Ok I will start by stating what everyone else has already stated, this movie is a hot mess of terrible inaccuracies, and the moronic world of Hollyweird has gone too far trying to be "diverse and overly PC" Scotland in the 1500's was not full of black and Asian people! This has got to stop! Can we go back to making movies just for the sake of movie making? This is akin to making a historical black or Asian movie full of blonde white actors, which I know would cause absolute uproar but somehow this is ok because it fit Hollywood's agenda! I for one will be boycotting all movies from now on, my faith in the movie making process is gone, there is nothing more I would like to see now than for Hollywood to implode...never to be heard from again!
Not a godawful movie, but close. Badly miscast: Mary with a strong Irish accent; Margot Robbie in appearance, voice, and acting not convincing as a Queen, the daughter of Henry VIII, or the force of history Elizabeth I was. The screenplay not only departs from the historical record for farcical reasons (Mary's dramatic life and death need little massaging) but introduces anachronisms ranging from gender study issues, to the incongruous casting of minorities in some virtue peddling Oscar Ceremony shoutout. Adding in, for whatever reason, a prominent but historically impossible gay/cross dressing subplot, thriving in 16th Century, John Knox-ian Holyrood Castle. Hard to follow during long stretches of promise/double cross/dastardly plots a go go/to war or not to war, and when followed intermittently interesting.

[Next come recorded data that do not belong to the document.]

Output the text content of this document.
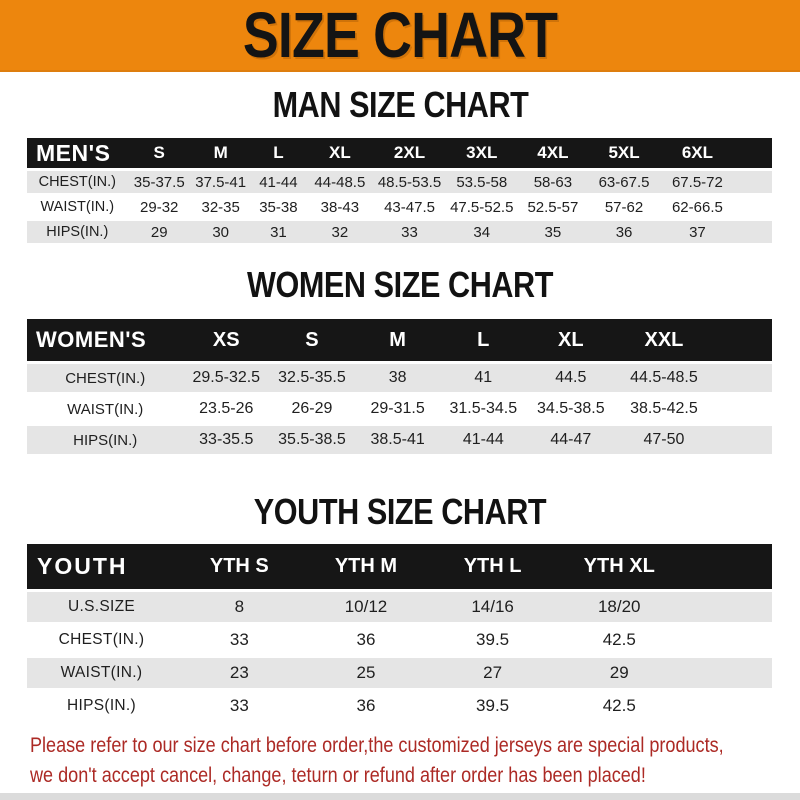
SIZE CHART
MAN SIZE CHART
MEN'S	S	M	L	XL	2XL	3XL	4XL	5XL	6XL	
CHEST(IN.)	35-37.5	37.5-41	41-44	44-48.5	48.5-53.5	53.5-58	58-63	63-67.5	67.5-72	
WAIST(IN.)	29-32	32-35	35-38	38-43	43-47.5	47.5-52.5	52.5-57	57-62	62-66.5	
HIPS(IN.)	29	30	31	32	33	34	35	36	37	
WOMEN SIZE CHART
WOMEN'S	XS	S	M	L	XL	XXL	
CHEST(IN.)	29.5-32.5	32.5-35.5	38	41	44.5	44.5-48.5	
WAIST(IN.)	23.5-26	26-29	29-31.5	31.5-34.5	34.5-38.5	38.5-42.5	
HIPS(IN.)	33-35.5	35.5-38.5	38.5-41	41-44	44-47	47-50	
YOUTH SIZE CHART
YOUTH	YTH S	YTH M	YTH L	YTH XL	
U.S.SIZE	8	10/12	14/16	18/20	
CHEST(IN.)	33	36	39.5	42.5	
WAIST(IN.)	23	25	27	29	
HIPS(IN.)	33	36	39.5	42.5	
Please refer to our size chart before order,the customized jerseys are special products,
we don't accept cancel, change, teturn or refund after order has been placed!
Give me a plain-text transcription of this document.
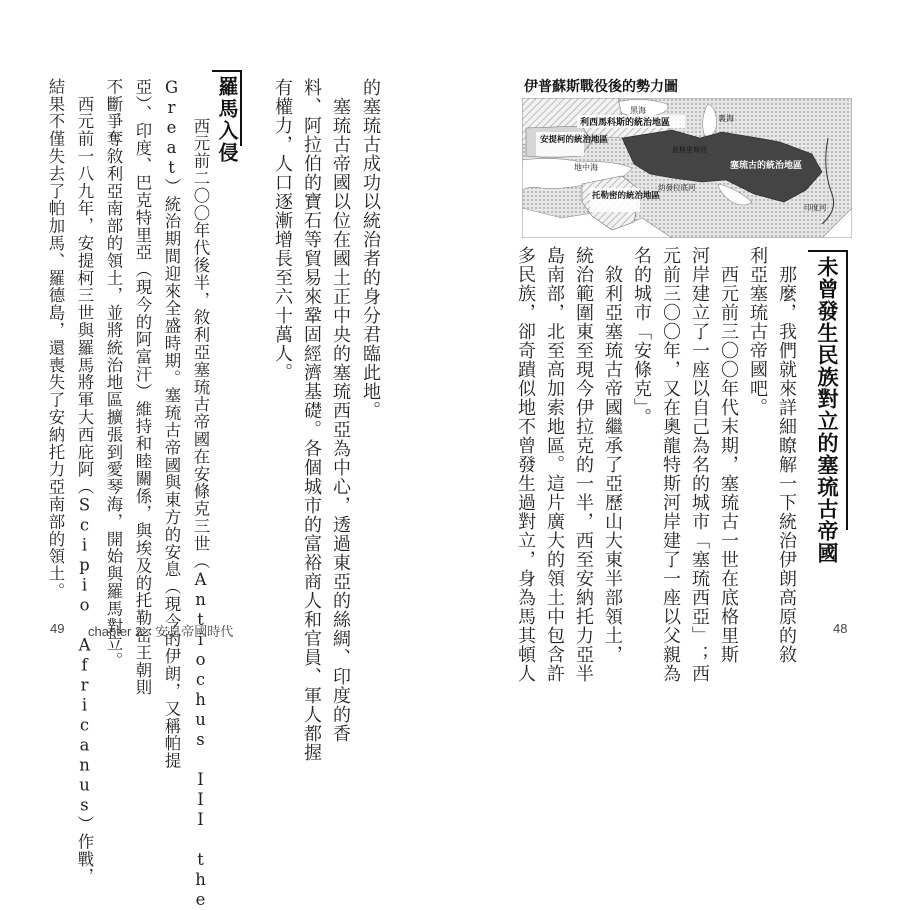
的塞琉古成功以統治者的身分君臨此地。
　塞琉古帝國以位在國土正中央的塞琉西亞為中心，透過東亞的絲綢、印度的香
料、阿拉伯的寶石等貿易來鞏固經濟基礎。各個城市的富裕商人和官員、軍人都握
有權力，人口逐漸增長至六十萬人。
羅馬入侵
　西元前二〇〇年代後半，敘利亞塞琉古帝國在安條克三世（Antiochus III the
Great）統治期間迎來全盛時期。塞琉古帝國與東方的安息（現今的伊朗，又稱帕提
亞）、印度、巴克特里亞（現今的阿富汗）維持和睦關係，與埃及的托勒密王朝則
不斷爭奪敘利亞南部的領土，並將統治地區擴張到愛琴海，開始與羅馬對立。
　西元前一八九年，安提柯三世與羅馬將軍大西庇阿（Scipio Africanus）作戰，
結果不僅失去了帕加馬、羅德島，還喪失了安納托力亞南部的領土。
49 chapter 2　安息帝國時代
伊普蘇斯戰役後的勢力圖
黑海
利西馬科斯的統治地區	裏海
安提柯的統治地區
底格里斯河
塞琉古的統治地區
地中海
托勒密的統治地區
幼發拉底河
印度河
未曾發生民族對立的塞琉古帝國
　那麼，我們就來詳細瞭解一下統治伊朗高原的敘
利亞塞琉古帝國吧。
　西元前三〇〇年代末期，塞琉古一世在底格里斯
河岸建立了一座以自己為名的城市「塞琉西亞」；西
元前三〇〇年，又在奧龍特斯河岸建了一座以父親為
名的城市「安條克」。
　敘利亞塞琉古帝國繼承了亞歷山大東半部領土，
統治範圍東至現今伊拉克的一半，西至安納托力亞半
島南部，北至高加索地區。這片廣大的領土中包含許
多民族，卻奇蹟似地不曾發生過對立，身為馬其頓人	48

I left feeling even more admiration for Shakespeare: his distillation of the complexity and violence of Scottish history in Macbeth, with nary a nod to his or our modern sensitivities of the moment, is, in the context of reviewing this movie, as of comparing Duane Allman's solo in Crossroads, to my awkward, and slow version of Pipeline by the Ventures.
If you want to watch a brilliantly acted and truthful adaption of this piece of history then look no further than the BBCs early 70s series Elizabeth R staring Glenda Jackson. I would thoroughly recommend it for younger history buffs and those who like their history factually correct.

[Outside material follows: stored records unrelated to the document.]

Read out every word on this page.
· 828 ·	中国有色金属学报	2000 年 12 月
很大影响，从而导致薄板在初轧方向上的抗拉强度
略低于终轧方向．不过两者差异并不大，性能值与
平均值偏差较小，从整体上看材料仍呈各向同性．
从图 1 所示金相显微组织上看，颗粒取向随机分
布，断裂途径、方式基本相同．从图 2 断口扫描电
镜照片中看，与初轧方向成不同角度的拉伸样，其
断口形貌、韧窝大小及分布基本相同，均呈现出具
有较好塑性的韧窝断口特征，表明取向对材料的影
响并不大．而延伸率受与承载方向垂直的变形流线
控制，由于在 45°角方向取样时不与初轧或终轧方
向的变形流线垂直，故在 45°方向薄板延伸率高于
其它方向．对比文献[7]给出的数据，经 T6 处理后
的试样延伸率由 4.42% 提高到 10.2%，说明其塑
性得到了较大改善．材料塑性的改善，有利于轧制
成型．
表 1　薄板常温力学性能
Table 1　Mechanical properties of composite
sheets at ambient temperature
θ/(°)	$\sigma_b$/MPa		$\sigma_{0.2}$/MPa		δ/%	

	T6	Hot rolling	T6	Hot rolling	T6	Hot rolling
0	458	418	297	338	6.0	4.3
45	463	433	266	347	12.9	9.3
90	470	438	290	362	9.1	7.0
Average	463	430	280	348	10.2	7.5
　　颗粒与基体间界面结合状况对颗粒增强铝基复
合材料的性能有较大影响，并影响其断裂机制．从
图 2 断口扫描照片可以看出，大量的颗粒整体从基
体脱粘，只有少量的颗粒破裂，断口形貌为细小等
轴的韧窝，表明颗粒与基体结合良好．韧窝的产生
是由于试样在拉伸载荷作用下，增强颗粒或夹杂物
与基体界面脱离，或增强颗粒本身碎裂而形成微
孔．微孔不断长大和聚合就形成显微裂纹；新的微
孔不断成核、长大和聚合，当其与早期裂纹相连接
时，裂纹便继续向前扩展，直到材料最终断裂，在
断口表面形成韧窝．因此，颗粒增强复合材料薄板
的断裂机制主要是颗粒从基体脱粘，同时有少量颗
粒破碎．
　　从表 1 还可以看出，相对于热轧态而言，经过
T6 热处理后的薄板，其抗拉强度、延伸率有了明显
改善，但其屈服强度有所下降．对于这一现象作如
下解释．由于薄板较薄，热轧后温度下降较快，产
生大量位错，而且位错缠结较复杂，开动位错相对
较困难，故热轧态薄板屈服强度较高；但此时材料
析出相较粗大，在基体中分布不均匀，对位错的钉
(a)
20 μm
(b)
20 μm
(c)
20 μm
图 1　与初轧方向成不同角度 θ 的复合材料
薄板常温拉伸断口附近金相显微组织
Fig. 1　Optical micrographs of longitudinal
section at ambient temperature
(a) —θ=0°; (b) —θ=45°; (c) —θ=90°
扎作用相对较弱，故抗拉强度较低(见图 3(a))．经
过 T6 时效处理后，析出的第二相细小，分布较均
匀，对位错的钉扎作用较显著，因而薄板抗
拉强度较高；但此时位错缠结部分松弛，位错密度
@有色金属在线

As much as a love watch Saorise Ronan, and she was very good in this movie, I would NOT recommend it. It was so far off from being historically correct that it isn't even funny. The previews are NOT what they appear the movie truly is.
Just seen this seen this shameless revisionist politically correct quotathon today whilst on holiday in the States. I don't think I've ever been so angry after seeing a historical film before. I can accept the possibility that there may have been one brother in or around Elizabeth I's 16th century court but not 6,7 or 8. Then there's Mary's entourage, which has even more PC boxes ticked. Obviously the director really wanted to 'rub our noses in it' with this social justice man hating rage fest. Avoid this film if you like accurate non box ticking revisionist history.